Mais Sindelar était bien plus qu’un simple footeux, il représentait sur le terrain l’âme libertaire d’une Vienne qui passait lentement de l’éblouissement artistique de la Sécession aux pages sombres de l’Anschluss.

Il fréquentait l’opéra, les cafés littéraires, partageait la table de l’architecte Jozef Hoffmann ou du cinéaste Fritz Lang, et tout cela sans jamais renier ses origines prolétaires et le petit appartement qu’il partageait avec sa mère et ses sœurs. Sindelar constitue à la fois une figure hiératique improbable, un génie rebelle et la star absolue élue en 1999 sportif autrichien du XXème siècle.

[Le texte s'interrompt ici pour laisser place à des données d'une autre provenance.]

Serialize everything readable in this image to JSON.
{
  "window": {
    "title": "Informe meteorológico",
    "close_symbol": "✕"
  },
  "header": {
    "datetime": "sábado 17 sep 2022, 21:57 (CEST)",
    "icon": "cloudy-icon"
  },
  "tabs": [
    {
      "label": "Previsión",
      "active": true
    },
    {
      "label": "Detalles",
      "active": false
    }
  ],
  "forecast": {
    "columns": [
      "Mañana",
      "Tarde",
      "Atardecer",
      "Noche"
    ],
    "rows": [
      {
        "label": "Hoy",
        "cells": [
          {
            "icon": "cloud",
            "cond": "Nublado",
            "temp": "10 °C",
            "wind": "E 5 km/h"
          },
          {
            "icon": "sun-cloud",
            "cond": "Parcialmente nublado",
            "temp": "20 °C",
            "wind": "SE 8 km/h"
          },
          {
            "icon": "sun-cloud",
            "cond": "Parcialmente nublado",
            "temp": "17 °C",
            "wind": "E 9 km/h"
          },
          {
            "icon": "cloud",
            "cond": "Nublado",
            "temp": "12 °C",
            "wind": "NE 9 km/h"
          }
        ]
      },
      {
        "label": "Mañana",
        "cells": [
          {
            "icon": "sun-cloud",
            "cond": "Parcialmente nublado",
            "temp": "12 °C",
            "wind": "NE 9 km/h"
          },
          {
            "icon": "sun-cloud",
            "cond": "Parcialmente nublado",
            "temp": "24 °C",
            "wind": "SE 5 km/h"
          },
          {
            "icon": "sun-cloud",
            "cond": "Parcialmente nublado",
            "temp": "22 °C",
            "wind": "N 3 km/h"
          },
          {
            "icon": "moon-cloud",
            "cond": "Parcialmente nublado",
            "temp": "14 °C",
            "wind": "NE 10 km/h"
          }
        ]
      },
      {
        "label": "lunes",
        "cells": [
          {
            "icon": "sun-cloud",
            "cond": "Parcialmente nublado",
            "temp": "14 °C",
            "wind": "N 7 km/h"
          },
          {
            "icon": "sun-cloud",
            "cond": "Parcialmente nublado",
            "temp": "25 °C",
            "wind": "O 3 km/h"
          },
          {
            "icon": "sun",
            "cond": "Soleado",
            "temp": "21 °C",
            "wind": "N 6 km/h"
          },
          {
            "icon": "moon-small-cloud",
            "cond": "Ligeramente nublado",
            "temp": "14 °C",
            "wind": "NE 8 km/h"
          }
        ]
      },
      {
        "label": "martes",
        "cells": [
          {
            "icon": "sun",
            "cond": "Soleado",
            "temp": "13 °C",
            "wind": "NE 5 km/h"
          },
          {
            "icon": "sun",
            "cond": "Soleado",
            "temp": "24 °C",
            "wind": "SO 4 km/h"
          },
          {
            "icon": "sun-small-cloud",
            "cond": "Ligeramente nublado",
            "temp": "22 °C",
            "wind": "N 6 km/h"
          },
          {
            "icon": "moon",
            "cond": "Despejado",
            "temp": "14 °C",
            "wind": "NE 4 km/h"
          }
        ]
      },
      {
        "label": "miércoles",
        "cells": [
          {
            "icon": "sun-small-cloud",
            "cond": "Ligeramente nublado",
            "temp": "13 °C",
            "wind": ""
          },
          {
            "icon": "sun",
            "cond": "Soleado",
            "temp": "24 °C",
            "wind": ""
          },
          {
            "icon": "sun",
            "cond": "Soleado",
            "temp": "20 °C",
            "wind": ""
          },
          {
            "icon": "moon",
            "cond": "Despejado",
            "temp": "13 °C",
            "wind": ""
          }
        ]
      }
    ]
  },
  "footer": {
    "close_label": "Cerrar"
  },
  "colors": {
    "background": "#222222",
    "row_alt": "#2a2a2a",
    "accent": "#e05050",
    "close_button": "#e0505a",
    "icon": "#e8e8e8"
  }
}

Les circonstances troubles de sa mort en 1939, suicide annoncé ou plutôt assassinat prémédité par la Gestapo, ajoutent une aura de mystère à cette vie d’étoile filante, à celui-là qui osa défier la puissance du Reich en marquant en 1938 le but de la victoire de l’Autriche sur l’Allemagne lors du pseudo-match de la réconciliation organisé à Berlin après l’invasion allemande, bravant ainsi les consignes données par les SS dans le vestiaire : « Interdiction de marquer ».

En allant ce jour-là saluer du poing la tribune officielle, Sindelar signait sans doute son arrêt de mort, la fin d’un roman d’aventures d’une époustouflante dignité, le Mozart du football disparaissant comme lui à 36 ans.

Depuis, chaque année, le 23 janvier, une foule émue se presse toujours sur sa tombe.

Yves Vasseur

L’homme qui n’est jamais mort

Olivier Margot

JC Lattes Editions, Paris 2020.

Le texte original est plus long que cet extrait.